La Corte Suprema de Estados Unidos tomó una decisión de enorme impacto social y político a nivel mundial: autorizó el matrimonio entre las personas de un mismo sexo en todos los estados del país. Los analistas opinarán sobre la relevancia de este gesto, casi en el final del mandato del presidente Barack Obama y pocos meses antes de la visita del Papa Francisco. Pero lo realmente significativo de este fallo es el cambio fenomenal que implicará para la vida de millones de personas.
En la Argentina, la aprobación del matrimonio igualitario en 2010, pionera en Latinoamérica, fue una lucha de los colectivos gay que celebramos muchos. El reconocimiento a las uniones del mismo sexo de parte de la mayor potencia del mundo será un innegable aporte a la misma lucha en otras partes del globo.
Porque hay algo que no se debe perder de vista. Estamos hablando de leyes y derechos. Pero, básicamente, estamos hablando de amor. Y de darles a las personas la posibilidad de expresarlo de la forma más fuerte que hemos encontrado como sociedad para hacerlo en miles de años de historia.
La cuenta de Twitter oficial de la Casa Blanca impuso el que sería el hashtag de este triunfo: #LoveWins. El amor gana. Fabuloso. Concreto y perfecto. Porque, sí, el amor siempre gana.

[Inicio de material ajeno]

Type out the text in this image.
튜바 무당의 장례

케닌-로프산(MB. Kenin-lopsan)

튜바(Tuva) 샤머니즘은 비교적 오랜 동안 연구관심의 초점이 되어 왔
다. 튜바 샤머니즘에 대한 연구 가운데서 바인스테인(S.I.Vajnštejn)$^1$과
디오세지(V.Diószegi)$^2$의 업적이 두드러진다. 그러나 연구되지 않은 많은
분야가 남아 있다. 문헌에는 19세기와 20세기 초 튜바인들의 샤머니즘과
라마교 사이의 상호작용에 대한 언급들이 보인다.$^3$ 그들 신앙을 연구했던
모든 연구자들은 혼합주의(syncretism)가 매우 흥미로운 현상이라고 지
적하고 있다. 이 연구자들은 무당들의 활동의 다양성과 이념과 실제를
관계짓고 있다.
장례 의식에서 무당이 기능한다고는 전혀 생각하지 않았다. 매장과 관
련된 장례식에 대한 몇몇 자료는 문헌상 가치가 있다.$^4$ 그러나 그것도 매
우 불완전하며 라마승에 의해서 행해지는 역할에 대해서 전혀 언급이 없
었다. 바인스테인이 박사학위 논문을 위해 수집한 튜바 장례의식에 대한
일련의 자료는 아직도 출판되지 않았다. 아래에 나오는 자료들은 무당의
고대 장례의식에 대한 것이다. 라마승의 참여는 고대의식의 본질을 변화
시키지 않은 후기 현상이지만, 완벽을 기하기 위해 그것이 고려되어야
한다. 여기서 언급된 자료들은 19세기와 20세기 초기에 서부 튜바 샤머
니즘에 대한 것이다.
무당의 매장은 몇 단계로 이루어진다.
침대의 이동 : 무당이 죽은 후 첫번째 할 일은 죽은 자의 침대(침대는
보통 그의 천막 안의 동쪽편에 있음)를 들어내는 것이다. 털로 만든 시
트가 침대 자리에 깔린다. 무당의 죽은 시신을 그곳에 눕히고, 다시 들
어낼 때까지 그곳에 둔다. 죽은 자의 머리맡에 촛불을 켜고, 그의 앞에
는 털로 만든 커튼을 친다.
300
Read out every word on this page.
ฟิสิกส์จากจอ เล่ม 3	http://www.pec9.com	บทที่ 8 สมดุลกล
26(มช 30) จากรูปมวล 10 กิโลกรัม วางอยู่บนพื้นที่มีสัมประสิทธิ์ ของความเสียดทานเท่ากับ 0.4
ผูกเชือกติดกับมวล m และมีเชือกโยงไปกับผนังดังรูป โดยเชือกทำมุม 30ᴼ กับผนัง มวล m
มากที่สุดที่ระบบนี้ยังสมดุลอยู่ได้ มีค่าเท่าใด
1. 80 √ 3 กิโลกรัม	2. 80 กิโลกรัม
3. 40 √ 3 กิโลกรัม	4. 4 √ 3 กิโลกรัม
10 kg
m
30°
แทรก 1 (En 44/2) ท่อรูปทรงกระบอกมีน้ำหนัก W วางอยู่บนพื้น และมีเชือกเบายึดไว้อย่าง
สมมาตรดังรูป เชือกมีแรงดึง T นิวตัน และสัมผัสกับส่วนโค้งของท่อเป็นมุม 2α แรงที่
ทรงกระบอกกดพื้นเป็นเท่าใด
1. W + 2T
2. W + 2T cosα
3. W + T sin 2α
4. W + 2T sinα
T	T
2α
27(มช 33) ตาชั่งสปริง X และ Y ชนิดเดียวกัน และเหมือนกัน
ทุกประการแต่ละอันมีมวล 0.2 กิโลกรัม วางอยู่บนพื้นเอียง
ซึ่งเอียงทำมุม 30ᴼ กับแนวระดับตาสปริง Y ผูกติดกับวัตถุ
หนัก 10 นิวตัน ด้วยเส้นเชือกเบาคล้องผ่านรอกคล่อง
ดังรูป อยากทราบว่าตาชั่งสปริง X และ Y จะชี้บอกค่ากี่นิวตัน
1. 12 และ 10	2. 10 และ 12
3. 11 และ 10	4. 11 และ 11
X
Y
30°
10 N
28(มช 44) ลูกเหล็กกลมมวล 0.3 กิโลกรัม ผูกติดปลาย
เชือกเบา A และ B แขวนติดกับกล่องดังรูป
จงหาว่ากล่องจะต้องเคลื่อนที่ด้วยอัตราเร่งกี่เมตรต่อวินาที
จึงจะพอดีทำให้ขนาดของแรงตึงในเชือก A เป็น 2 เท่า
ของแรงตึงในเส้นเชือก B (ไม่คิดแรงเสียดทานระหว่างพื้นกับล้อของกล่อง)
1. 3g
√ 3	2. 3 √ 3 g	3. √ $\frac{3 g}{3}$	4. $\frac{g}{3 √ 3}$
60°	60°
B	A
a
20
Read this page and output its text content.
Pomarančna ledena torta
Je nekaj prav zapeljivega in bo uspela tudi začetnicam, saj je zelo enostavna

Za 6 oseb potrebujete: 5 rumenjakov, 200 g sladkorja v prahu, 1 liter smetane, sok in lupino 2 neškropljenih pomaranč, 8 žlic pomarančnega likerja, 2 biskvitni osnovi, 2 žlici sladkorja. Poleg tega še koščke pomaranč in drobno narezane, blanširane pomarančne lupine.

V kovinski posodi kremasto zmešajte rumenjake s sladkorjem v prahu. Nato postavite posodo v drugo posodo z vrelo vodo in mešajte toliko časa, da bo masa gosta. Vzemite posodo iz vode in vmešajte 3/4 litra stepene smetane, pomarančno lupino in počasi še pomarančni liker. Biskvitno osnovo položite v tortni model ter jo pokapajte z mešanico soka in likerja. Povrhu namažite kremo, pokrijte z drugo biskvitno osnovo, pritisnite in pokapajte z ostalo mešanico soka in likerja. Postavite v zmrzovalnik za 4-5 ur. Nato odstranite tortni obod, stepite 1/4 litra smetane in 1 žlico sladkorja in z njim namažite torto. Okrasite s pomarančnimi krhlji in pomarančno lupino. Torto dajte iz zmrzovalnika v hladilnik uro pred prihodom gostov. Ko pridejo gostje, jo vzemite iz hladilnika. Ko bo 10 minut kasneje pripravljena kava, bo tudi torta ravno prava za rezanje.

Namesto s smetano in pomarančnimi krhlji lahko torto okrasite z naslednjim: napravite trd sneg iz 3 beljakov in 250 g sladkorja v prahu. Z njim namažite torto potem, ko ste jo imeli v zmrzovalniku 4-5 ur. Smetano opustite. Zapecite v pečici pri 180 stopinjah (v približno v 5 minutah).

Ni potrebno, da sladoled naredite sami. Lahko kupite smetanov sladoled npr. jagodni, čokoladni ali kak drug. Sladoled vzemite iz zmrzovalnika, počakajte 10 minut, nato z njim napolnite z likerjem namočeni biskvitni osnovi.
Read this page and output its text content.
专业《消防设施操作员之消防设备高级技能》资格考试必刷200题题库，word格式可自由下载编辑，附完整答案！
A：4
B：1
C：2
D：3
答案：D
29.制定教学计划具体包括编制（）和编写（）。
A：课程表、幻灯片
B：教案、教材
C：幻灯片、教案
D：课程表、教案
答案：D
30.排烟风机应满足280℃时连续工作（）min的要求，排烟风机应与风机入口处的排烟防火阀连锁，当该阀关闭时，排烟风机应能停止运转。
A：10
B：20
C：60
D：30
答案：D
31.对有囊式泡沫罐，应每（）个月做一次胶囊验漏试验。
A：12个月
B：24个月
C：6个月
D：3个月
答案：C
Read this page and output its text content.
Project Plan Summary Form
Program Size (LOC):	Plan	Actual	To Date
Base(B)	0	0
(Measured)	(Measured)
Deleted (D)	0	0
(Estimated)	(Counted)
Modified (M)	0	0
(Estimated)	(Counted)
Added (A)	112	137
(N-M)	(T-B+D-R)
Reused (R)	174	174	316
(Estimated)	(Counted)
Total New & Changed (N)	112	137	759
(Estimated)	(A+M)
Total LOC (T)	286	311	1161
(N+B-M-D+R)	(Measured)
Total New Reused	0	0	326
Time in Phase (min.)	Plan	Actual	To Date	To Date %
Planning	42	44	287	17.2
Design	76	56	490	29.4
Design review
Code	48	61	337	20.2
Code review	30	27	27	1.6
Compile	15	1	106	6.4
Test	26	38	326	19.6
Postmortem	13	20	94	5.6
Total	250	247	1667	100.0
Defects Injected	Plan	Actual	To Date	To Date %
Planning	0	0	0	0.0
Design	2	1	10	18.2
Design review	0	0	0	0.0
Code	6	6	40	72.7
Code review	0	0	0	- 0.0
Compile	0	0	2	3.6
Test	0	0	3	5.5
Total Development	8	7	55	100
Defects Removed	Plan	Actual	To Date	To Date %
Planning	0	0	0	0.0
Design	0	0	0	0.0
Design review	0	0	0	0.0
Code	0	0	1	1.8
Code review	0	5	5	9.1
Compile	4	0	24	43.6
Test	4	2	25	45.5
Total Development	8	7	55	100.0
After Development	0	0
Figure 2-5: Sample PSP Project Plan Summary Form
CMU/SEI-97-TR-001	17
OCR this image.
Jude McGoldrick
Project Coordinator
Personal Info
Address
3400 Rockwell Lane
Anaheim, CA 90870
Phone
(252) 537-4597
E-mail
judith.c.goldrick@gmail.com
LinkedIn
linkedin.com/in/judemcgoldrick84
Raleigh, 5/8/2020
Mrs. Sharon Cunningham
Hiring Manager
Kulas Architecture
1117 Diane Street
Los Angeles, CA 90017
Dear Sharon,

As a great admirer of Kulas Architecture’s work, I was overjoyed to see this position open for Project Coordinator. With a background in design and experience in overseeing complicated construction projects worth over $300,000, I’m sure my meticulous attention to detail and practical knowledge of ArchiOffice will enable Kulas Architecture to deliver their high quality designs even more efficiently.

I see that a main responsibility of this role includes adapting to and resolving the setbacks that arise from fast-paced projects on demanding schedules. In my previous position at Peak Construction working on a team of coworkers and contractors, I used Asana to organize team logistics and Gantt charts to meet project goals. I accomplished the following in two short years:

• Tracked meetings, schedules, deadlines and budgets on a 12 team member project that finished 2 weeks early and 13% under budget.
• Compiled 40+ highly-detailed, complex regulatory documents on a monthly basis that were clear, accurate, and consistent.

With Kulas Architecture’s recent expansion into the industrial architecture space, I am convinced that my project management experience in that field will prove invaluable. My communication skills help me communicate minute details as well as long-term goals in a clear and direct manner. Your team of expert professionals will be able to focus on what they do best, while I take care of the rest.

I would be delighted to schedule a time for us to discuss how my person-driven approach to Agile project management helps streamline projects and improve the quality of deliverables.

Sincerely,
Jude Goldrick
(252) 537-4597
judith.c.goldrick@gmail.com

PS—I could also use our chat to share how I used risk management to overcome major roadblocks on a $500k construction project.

El matrimonio es una victoria del amor. En un mundo donde todo es cada vez más descartable y donde millones de parejas optan por vivir sin un papel que las una, pasar por el registro civil es también una declaración de principios.
Respeto plenamente a las parejas que eligen solo la convivencia y que ese formato les resulta suficiente. Pero yo elegí el matrimonio y creo en esa opción. En tiempos efímeros, casarse es un acto de fe. Es creer en la posibilidad de construir algo eterno, que solo lo muerte pueda separar pero no destruir. El matrimonio es, como los hijos, la ilusión que sostenemos las personas de algo que nos pueda trascender.
Pero no solo es ilusión sino construcción. Esa ilusión de trascendencia la sostenemos nosotros mismos, con el compromiso cotidiano que implica ser marido y mujer (o marido y marido, o mujer y mujer). Estar allí, en las buenas y en las malas. Aprender que el amor que nos sacudió cuando nos conocimos muta en otro, cotidiano, que está formado por pequeños momentos y tiene que combatir día a día la rutina, los problemas y el desgaste.
En las sociedades occidentales, el matrimonio facilita también muchos aspectos legales, lo cual no es un detalle menor. Recuerdo que una de las primeras parejas de dos hombres que se casaron en mi país me contaron que la ley les había permitido algo hasta entonces impensado: poder sumar sus dos salarios para pedir un préstamo hipotecario y comprar su propia casa. El matrimonio te permite también acceder a la seguridad social, a la cobertura de salud, a adoptar juntos un hijo, a una pensión, a heredar, a decidir cómo enterrar a tu cónyuge. Te da legitimidad social. Pero, fundamentalmente, te da la posibilidad de legitimar, uno con el otro, esa opción de vida juntos.
Y por eso es tan importante que cualquier persona que quiera casarse pueda hacerlo, sin importar cómo exprese su condición sexual. Vivimos tiempos de nuevas familias y ese “papel” es relevante para quienes lo firman, si quieren firmarlo, por lo que esa firma expresa.
El párrafo final de la sentencia de la Corte estadounidense es impecable. Es un resumen perfecto de lo que significa el matrimonio y de por qué todos tenemos que poder gozar del derecho a elegirlo: “Ninguna unión es más profunda que el matrimonio, porque representa los más altos ideales de amor, fidelidad, devoción, sacrificio y familia. Al formar una unión marital, dos personas se convierten en algo más grande que lo que eran. Como algunos de los peticionantes demuestran en estos casos, el matrimonio representa un amor que puede durar incluso más allá de la muerte”, escribieron los jueces.
Elegirse. Unirse. Trascender. El amor siempre gana.